Een bankje in het Masterveld. Foto: Bernhard Harfsterkamp
Een bankje in het Masterveld. Foto: Bernhard Harfsterkamp

In het Masterveld

Ten noorden van de kern van Ratum strekte zich zo’n honderd jaar geleden nog een groot gebied uit met vooral heide. Hier en daar waren moerassige plekjes en vennen. Overal was er ook opslag van dennen, berken en wilgen. Deze uitgestrekte “woeste gronden” kregen de naam Masterveld.

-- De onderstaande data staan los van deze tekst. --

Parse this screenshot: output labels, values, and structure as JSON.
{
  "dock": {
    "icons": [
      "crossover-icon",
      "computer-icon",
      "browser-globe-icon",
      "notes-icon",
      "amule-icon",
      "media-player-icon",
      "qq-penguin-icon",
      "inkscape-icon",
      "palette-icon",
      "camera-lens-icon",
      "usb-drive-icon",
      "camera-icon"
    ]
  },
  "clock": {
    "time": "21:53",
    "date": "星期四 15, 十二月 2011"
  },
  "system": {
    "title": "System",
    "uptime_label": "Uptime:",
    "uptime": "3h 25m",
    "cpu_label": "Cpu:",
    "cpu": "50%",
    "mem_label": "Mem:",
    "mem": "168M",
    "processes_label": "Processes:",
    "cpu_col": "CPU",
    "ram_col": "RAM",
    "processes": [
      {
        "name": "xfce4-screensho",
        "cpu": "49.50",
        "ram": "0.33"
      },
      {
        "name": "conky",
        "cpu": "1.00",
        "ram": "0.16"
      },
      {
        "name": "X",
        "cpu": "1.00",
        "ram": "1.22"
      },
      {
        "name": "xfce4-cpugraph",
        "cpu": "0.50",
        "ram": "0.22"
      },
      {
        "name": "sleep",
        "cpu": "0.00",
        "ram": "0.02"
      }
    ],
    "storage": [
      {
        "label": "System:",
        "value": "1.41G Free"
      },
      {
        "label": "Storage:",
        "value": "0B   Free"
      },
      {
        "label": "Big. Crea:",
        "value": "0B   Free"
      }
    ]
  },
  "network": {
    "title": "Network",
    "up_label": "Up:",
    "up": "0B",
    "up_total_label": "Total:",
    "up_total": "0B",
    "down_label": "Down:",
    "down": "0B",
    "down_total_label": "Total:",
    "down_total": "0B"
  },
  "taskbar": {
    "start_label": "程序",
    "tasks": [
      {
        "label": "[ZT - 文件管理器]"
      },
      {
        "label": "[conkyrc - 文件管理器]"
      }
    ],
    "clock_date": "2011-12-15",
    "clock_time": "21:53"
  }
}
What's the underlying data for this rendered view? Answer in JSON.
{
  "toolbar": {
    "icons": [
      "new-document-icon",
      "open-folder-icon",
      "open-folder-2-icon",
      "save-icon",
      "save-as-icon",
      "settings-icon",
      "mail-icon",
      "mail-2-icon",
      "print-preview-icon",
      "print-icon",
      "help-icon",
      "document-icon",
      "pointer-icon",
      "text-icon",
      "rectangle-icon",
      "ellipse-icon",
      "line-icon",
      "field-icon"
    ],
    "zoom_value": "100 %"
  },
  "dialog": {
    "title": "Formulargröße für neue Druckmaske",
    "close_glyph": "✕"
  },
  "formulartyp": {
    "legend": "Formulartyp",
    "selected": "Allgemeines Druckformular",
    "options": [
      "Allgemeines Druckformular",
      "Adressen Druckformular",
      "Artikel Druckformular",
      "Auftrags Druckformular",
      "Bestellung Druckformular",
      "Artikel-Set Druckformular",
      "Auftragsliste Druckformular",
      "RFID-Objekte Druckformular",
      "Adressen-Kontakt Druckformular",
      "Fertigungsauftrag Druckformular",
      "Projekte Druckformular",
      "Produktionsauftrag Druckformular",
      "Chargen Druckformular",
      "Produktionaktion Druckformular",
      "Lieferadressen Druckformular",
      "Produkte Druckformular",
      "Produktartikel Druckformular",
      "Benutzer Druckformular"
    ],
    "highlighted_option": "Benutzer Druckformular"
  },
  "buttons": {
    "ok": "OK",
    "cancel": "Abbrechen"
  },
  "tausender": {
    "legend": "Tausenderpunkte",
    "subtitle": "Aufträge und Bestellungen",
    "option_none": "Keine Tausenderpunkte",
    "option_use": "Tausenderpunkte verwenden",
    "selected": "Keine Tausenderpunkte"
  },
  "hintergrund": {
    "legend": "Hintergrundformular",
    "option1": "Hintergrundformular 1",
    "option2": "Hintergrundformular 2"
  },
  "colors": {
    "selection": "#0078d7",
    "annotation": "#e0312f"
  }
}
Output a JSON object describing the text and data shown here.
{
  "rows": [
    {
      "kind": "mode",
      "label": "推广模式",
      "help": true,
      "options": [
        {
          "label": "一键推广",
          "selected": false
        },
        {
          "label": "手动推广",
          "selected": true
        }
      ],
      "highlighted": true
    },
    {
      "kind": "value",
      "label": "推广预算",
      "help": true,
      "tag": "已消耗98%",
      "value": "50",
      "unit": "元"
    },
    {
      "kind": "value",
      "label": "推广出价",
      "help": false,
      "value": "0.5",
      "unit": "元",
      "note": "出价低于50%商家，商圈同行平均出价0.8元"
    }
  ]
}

Dat Masterveld van weleer iseen bijzonder gebied geweest. Mr. A. Th. Ten Houten, de man van de “bank” aan de naar hem genoemde laan, schreef er in zijn enige artikel lover. Ik zal alle namen van planten en dieren, die hij opnoemde en die niet meer in Winterswijk voorkomen, niet opsommen. Mij stemde het weemoedig. In dat Masterveld was het korhoennog een gewone verschijning. Tegenwoordig komen van deze soort nog slechts enkele exemplaren voor op de Sallandse Heuvelrug.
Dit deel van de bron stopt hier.